There is some indication that the password file was stolen more than two weeks before the break-in.  At least one person has said that their (cracked and exposed) password was in effect 17 days prior.  The hacker(s) apparently had lots of time to break many passwords.

I've found four sets of cracked passwords from the master list so far.  Two of the files were made by some *serious* crackers, with each file having over 3000 cracked passwords.


The user jed (user #1) was _not_ among the cracked passwords that I've seen so far.

There were no users with a @mtgox.com email address among the cracked passwords so far.
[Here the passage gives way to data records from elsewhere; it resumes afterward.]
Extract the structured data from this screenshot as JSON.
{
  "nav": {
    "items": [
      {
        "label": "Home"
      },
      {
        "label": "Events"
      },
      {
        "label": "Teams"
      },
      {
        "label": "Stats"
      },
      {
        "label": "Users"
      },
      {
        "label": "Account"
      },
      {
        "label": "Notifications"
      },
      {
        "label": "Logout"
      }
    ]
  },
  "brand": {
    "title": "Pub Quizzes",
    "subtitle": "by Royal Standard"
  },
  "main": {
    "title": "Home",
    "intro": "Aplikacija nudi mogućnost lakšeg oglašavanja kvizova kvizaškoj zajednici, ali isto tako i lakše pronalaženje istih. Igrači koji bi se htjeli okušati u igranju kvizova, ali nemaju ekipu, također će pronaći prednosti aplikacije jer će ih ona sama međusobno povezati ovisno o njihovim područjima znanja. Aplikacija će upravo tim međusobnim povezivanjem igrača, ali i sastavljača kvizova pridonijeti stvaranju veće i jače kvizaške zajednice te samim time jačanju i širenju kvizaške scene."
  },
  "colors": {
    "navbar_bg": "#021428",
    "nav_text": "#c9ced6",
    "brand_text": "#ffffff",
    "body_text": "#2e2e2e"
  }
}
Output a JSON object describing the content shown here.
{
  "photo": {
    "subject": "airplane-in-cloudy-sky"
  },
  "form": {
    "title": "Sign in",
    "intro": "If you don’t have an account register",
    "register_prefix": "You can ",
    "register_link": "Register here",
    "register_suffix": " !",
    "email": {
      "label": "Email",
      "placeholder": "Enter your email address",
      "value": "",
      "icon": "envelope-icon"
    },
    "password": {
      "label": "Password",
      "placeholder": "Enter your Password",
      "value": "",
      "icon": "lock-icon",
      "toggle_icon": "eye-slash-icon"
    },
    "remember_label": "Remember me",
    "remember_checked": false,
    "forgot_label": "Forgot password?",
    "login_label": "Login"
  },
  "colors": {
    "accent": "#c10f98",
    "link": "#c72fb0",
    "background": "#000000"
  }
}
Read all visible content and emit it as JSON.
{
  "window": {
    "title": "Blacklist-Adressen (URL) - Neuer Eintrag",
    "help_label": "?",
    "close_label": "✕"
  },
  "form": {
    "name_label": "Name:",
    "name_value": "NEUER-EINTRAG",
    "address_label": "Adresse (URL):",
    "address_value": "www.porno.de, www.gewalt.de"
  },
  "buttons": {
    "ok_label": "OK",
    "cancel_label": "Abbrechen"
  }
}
The user mewantsbitcoins was _not_ among the cracked passwords so far.

All of those passwords must have been reasonably strong, at minimum.


Many of the passwords that *have* been cracked look pretty damn strong.  Like, 14 characters long with alpha/numeric/symbol and no obvious patterns or weaknesses.  Scads of them are 12-characters long.  It's pretty scary, actually.

People: you really need to re-think what it means to have a strong password these days.  A billion attempts per second really adds up.  The cracking programs aren't just picking sequentially -- they are clever.  For example, if you think Leet-speak (e.g. subbing @ for a, 3 for E, and so on) is smart, you're wrong -- the good cracking programs try all of those variations as alternate spellings of words or partial words.  If you think an arcane non-word and keyboard pattern is smart, you're wrong -- trogdor321!!!~ was much easier than some of the other passwords that have been cracked... (it was strong-bad

It's time to move over to strong *pass phrases* -- several unrelated words strung together.  Go to a place like diceware.com and get some serious entropy on your side.  Or use a password manager and generator like 1password, LastPass, KeePass, etc.

Humans are humans, and it will always be the case that most passwords are way too weak.  The question is whether you want to be part of the herd.